Posted on: 30 November, 2021

How exactly do you go about embedding sustainability across a university’s curriculum? This is the question we posed to our associate dean, Cathy Higgs, and building surveying programme leader, James Ritson, and, here, they provide an insight into the process, and external and internal drivers of sustainability at UCEM…

External assessment

Cathy Higgs

Cathy Higgs: Sustainability is an integral part of the curriculum. Our aim is that students are developing the knowledge and skills required of both current and future built environment professionals, and sustainability and the United Nations’s sustainable development goals (SDGs) is a key factor within the sector. It’s embedded in terms of programme content which is driven by the requirements of our accrediting bodies, including the RICS and CIOB. As part of our accreditation, we are required to map our provision demonstrating how sustainability is covered.

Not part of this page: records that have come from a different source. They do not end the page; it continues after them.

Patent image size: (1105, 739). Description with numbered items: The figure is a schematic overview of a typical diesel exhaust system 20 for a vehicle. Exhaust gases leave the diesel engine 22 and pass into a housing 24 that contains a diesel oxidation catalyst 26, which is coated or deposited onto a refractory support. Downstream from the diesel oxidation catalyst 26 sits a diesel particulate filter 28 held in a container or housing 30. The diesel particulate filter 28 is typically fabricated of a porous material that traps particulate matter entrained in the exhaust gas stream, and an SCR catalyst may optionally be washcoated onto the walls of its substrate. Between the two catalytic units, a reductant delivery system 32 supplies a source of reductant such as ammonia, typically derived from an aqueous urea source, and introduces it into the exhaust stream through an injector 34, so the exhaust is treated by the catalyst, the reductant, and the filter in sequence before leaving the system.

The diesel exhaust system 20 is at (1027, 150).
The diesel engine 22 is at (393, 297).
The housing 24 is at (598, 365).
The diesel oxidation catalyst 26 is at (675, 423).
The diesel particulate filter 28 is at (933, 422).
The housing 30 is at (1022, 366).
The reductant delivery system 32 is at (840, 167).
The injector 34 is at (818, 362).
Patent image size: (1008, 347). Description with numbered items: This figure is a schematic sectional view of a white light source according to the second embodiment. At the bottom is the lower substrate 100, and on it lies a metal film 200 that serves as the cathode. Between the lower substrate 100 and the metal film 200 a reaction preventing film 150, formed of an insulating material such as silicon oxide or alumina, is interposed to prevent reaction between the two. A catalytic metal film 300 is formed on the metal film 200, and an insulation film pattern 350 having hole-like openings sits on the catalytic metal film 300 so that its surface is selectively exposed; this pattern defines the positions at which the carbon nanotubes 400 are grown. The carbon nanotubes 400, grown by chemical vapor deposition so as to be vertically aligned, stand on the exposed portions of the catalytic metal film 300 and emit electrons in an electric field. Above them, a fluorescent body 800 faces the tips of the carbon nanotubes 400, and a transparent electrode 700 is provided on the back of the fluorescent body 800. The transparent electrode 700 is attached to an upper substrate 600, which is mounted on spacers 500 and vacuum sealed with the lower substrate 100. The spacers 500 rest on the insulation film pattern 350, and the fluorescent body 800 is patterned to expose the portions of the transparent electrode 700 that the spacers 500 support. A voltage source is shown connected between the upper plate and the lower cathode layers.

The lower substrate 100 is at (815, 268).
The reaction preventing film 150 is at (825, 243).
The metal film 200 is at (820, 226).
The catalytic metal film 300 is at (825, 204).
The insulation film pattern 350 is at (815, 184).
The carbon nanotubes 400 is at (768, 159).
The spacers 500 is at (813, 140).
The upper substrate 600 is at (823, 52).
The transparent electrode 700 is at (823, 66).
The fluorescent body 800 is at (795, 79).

We use that as a framework; however, due to its importance, we go over and above in what we do. It’s a core consideration in a professional’s decision-making. It’s embedded within our module assessments and students will be expected to consider sustainability impacts in their response to the coursework set.

James Ritson: We also are signed up to the National Union of Students’s (NUS) Responsible Futures initiative. This is a voluntary accreditation mark which universities can gain through a successful student-led audit of its sustainability credentials and how they are embedded across the institution, which includes the curriculum.

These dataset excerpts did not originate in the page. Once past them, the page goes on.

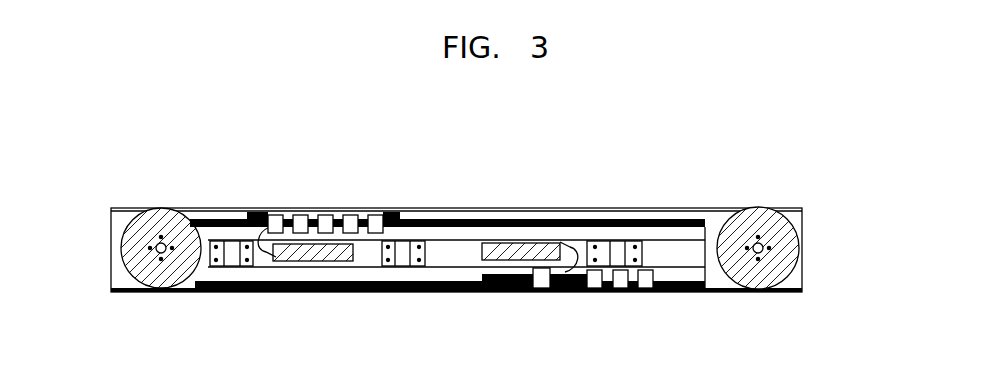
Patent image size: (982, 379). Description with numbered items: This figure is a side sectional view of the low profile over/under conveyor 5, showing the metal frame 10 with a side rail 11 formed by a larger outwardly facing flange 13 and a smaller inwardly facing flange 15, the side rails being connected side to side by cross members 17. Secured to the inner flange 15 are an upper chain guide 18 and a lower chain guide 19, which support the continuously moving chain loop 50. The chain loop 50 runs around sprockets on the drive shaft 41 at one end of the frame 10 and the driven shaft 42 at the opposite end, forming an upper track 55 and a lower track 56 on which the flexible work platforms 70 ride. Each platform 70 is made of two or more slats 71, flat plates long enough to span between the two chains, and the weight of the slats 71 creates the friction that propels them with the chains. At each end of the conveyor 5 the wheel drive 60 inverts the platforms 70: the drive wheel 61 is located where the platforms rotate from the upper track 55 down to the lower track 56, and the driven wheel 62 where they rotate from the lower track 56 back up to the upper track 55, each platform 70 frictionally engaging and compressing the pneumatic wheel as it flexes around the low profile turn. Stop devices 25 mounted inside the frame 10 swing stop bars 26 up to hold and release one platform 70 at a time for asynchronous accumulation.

The conveyor 5 is at (578, 146).
The frame 10 is at (610, 208).
The side rail 11 is at (672, 209).
The outwardly facing flange 13 is at (708, 292).
The inwardly facing flange 15 is at (689, 262).
The cross member 17 is at (228, 268).
The upper chain guide 18 is at (463, 217).
The lower chain guide 19 is at (442, 292).
The stop device 25 is at (300, 262).
The stop bar 26 is at (270, 262).
The drive shaft 41 is at (195, 278).
The driven shaft 42 is at (787, 293).
The chain loop 50 is at (423, 213).
The upper track 55 is at (395, 208).
The lower track 56 is at (493, 284).
The wheel drive 60 is at (157, 200).
The drive wheel 61 is at (190, 212).
The driven wheel 62 is at (753, 208).
The flexible work platform 70 is at (298, 200).
The slat 71 is at (347, 212).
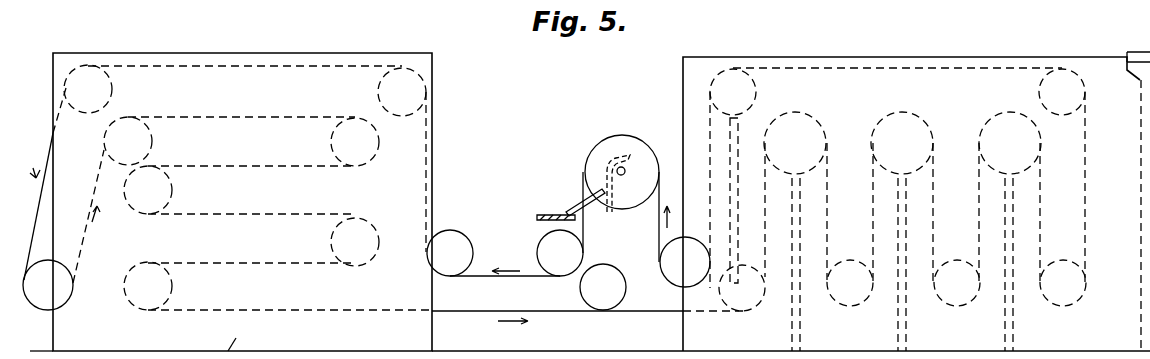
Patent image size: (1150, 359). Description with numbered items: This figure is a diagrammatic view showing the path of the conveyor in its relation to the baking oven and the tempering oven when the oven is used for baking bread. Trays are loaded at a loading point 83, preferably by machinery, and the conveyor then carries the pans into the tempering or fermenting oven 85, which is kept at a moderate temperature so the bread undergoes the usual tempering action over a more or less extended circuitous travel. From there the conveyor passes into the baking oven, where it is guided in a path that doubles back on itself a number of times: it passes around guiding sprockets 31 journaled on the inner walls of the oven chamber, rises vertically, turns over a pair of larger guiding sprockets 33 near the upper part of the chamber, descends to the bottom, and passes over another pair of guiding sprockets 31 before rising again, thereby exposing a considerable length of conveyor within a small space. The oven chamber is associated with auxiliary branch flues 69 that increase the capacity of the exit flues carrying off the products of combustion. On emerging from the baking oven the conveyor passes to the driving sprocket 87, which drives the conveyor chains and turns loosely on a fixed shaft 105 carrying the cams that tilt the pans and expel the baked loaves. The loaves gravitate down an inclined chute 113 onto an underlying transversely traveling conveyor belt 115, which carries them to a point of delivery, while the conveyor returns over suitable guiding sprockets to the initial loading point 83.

The tempering oven 85 is at (237, 46).
The loading point 83 is at (42, 311).
The driving sprocket 87 is at (647, 145).
The fixed shaft 105 is at (626, 176).
The inclined chute 113 is at (580, 202).
The conveyor belt 115 is at (538, 218).
The auxiliary branch flue 69 is at (940, 57).
The guiding sprocket 31 is at (758, 91).
The larger guiding sprocket 33 is at (806, 120).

As part of this, our curriculum is measured against the SDGs and the sustainability triple-bottom line – economic, environmental and cultural benchmarks. This approach is seen across the curriculum with resources on climate change, sustainability and human rights, to give a few examples.

Internal assessment

CH: In terms of enhancing how we embed sustainability, we get the academic team, learning and teaching enhancement team and online education technologists – all of whom are involved in creating students’ learning resources – together for a ‘Sustainability Communities of Practice (CoP)’ meeting every semester. This enables us to reflect on how sustainability is being embedded across the curriculum, as well as creating an open forum to discuss what we can do to develop this further. We also hold CoP meetings for ethics, law and digital technologies to assess how each of these are being embedded across our programmes.

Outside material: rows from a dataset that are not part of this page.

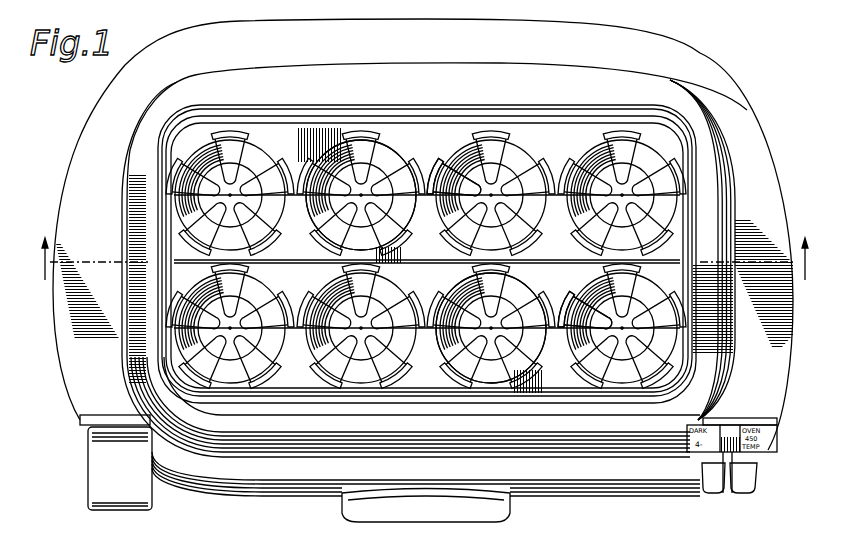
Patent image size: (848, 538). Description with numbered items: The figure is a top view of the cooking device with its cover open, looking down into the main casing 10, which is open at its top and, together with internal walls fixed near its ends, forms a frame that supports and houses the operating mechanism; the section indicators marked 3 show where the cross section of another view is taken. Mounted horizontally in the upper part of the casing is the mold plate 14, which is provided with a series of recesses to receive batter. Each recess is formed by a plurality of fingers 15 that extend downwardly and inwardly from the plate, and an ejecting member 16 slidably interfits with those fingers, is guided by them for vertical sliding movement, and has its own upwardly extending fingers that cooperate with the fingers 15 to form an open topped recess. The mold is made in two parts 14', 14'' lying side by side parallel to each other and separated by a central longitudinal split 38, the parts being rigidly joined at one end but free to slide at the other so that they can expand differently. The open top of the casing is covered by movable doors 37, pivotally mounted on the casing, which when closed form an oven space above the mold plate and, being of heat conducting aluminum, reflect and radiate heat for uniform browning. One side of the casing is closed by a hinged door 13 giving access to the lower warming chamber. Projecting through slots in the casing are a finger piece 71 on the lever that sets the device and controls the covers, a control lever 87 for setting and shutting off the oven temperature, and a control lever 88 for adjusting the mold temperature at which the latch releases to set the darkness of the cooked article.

The main casing 10 is at (678, 50).
The movable doors 37 is at (490, 78).
The mold plate 14 is at (499, 170).
The mold plate part 14' is at (360, 170).
The mold plate part 14'' is at (360, 350).
The ejecting member 16 is at (440, 180).
The fingers 15 is at (406, 212).
The central longitudinal split 38 is at (553, 259).
The hinged door 13 is at (266, 493).
The finger piece 71 is at (103, 482).
The control lever 87 is at (747, 478).
The control lever 88 is at (720, 490).
The section line 3- 3 is at (423, 259).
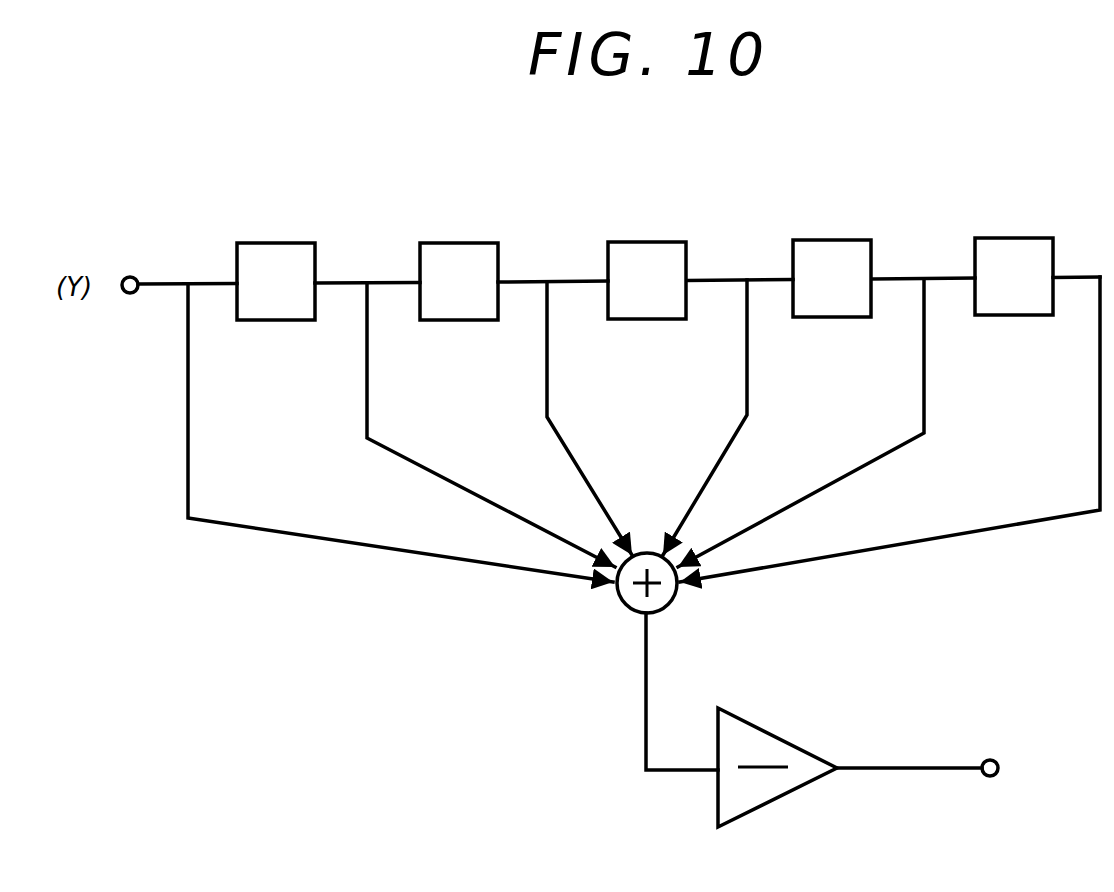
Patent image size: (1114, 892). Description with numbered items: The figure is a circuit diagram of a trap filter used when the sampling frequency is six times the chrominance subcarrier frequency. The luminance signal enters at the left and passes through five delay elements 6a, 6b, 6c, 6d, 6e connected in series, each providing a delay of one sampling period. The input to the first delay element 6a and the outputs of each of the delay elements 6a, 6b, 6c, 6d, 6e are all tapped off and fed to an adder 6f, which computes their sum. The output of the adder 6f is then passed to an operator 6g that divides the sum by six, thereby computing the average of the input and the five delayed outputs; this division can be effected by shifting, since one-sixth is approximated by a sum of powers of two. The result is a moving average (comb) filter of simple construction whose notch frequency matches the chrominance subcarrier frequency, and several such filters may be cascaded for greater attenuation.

The delay element 6a is at (268, 243).
The delay element 6b is at (450, 243).
The delay element 6c is at (638, 242).
The delay element 6d is at (828, 240).
The delay element 6e is at (1015, 238).
The adder 6f is at (620, 605).
The operator 6g is at (785, 738).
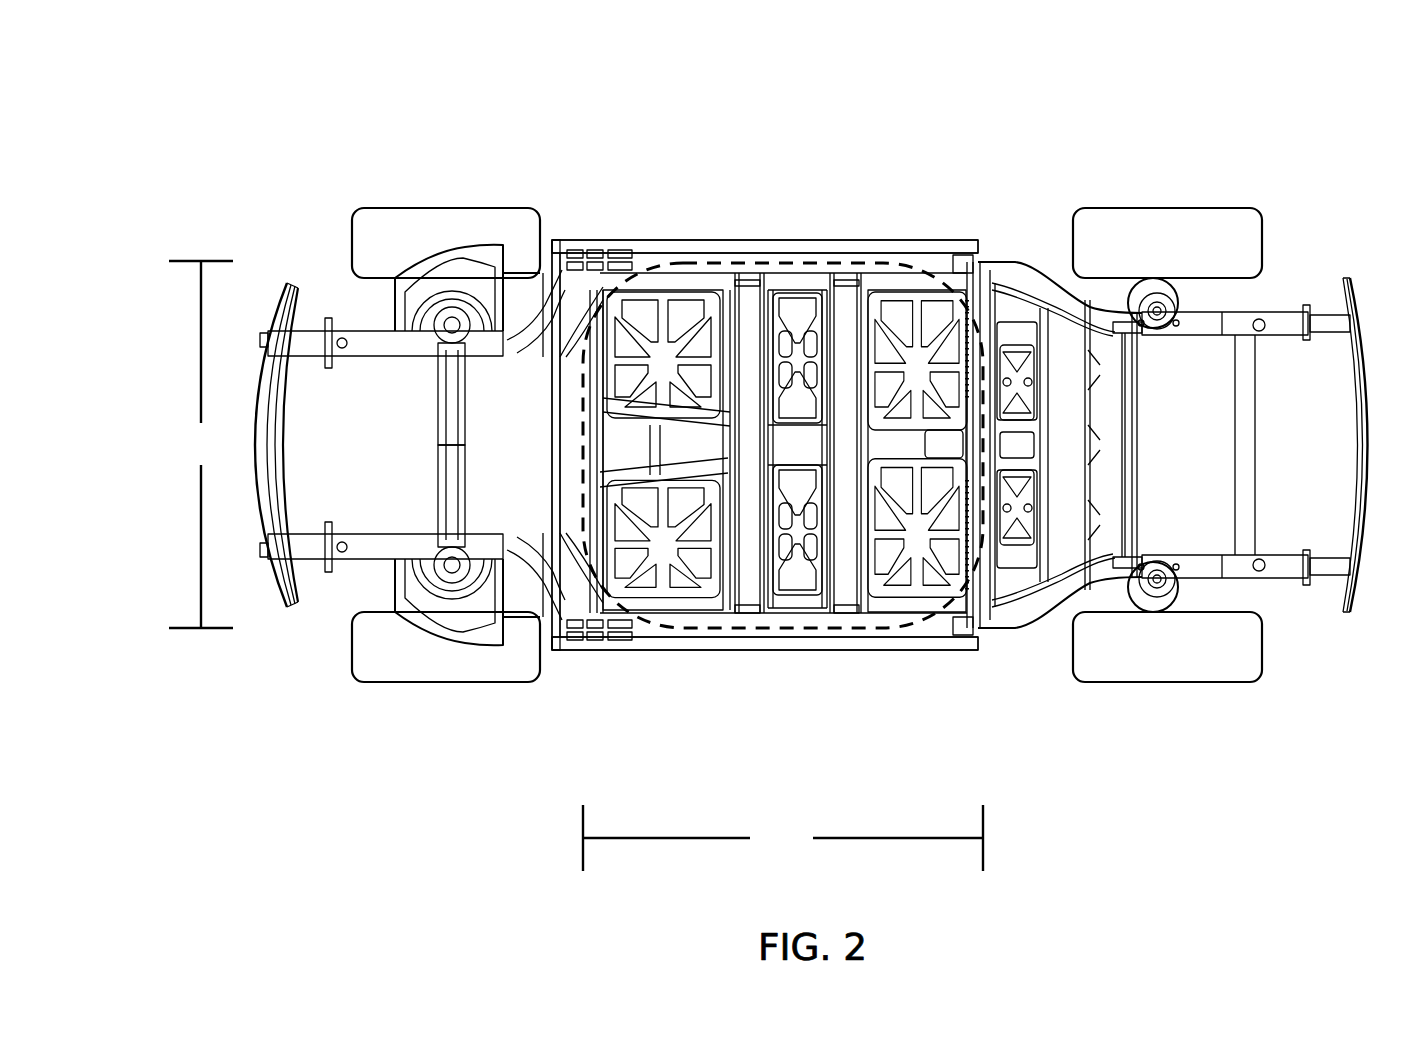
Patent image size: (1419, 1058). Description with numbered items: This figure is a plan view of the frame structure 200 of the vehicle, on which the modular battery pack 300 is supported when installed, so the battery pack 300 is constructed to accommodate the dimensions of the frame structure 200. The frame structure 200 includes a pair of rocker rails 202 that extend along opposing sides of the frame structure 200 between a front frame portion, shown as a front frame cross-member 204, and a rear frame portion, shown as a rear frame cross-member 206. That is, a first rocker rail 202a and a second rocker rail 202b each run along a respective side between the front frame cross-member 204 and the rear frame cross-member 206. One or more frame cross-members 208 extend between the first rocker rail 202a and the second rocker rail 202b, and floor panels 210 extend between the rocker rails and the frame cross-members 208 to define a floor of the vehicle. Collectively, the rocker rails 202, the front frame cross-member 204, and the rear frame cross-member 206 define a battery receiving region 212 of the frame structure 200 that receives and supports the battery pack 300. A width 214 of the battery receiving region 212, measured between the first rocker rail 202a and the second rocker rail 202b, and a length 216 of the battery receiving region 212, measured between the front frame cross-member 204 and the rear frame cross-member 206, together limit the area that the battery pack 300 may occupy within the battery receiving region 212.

Sustainability in practice

JR: It’s embedded in practice. We develop students to work and progress in practice, therefore, it’s essential. In building control, you will not get funding without sustainability considerations. It’s very hard to get project funding for something which is not green.

CH: Sustainability is embedded within the curriculum now in the same way that health and safety was in the past. Initially, it was dealt with as a separate subject but, over time, it became embedded and then commonplace in terms of content, much like practices in the sector.

JR: If you are a quantity surveyor, you have to assess the decisions you make terms of materials. You have to question: ‘is it ethical?’ This is part of what we do

At the last sustainability communities of practice meeting, we were looking at building information modelling (BIM) and embodied carbon measurements. In our teaching materials, we look at the difference between climate change and sustainability. Many of our tutors are practitioners so they bring that into their teaching, giving practical examples to students.

‘It’s all about creating a better world’

James Ritson

In addition to the semesterly meeting, we have a sustainability working group, which assesses sustainability across the organisation. We don’t sit still. Only this month, we launched free, online courses – Energy and Carbon in the Built Environment and the Rapid Planning Toolkit – which are designed to boost built environment professionals’ knowledge of sustainability in the workplace and local governments’ ability to incorporate sustainability in rapidly growing cities and towns, respectively.

How we deliver our teaching – online – is inherently more sustainable than requiring students to commute to a particular place and means we can reach students across the world, equipping people with knowledge that can benefit local communities. This is reflected in course material which is global-oriented. It’s important to not only know about how to warm up buildings, which is relevant for UK-based students, but to learn how to cool down buildings, which is more pressing for our students based in Hong Kong and other warmer countries.

Another driver of our activity is the fact that our Royal Patron is HRH The Prince of Wales, who is a huge advocate of sustainability.

UCEM is a future-looking university. It’s impossible to be a sustainable university without looking to the future.

Ultimately, with sustainability, it’s all about creating a better world. Ethics and sustainability are intertwined. You can’t have one without the other. Sustainability, therefore, is hugely ingrained in our decision-making.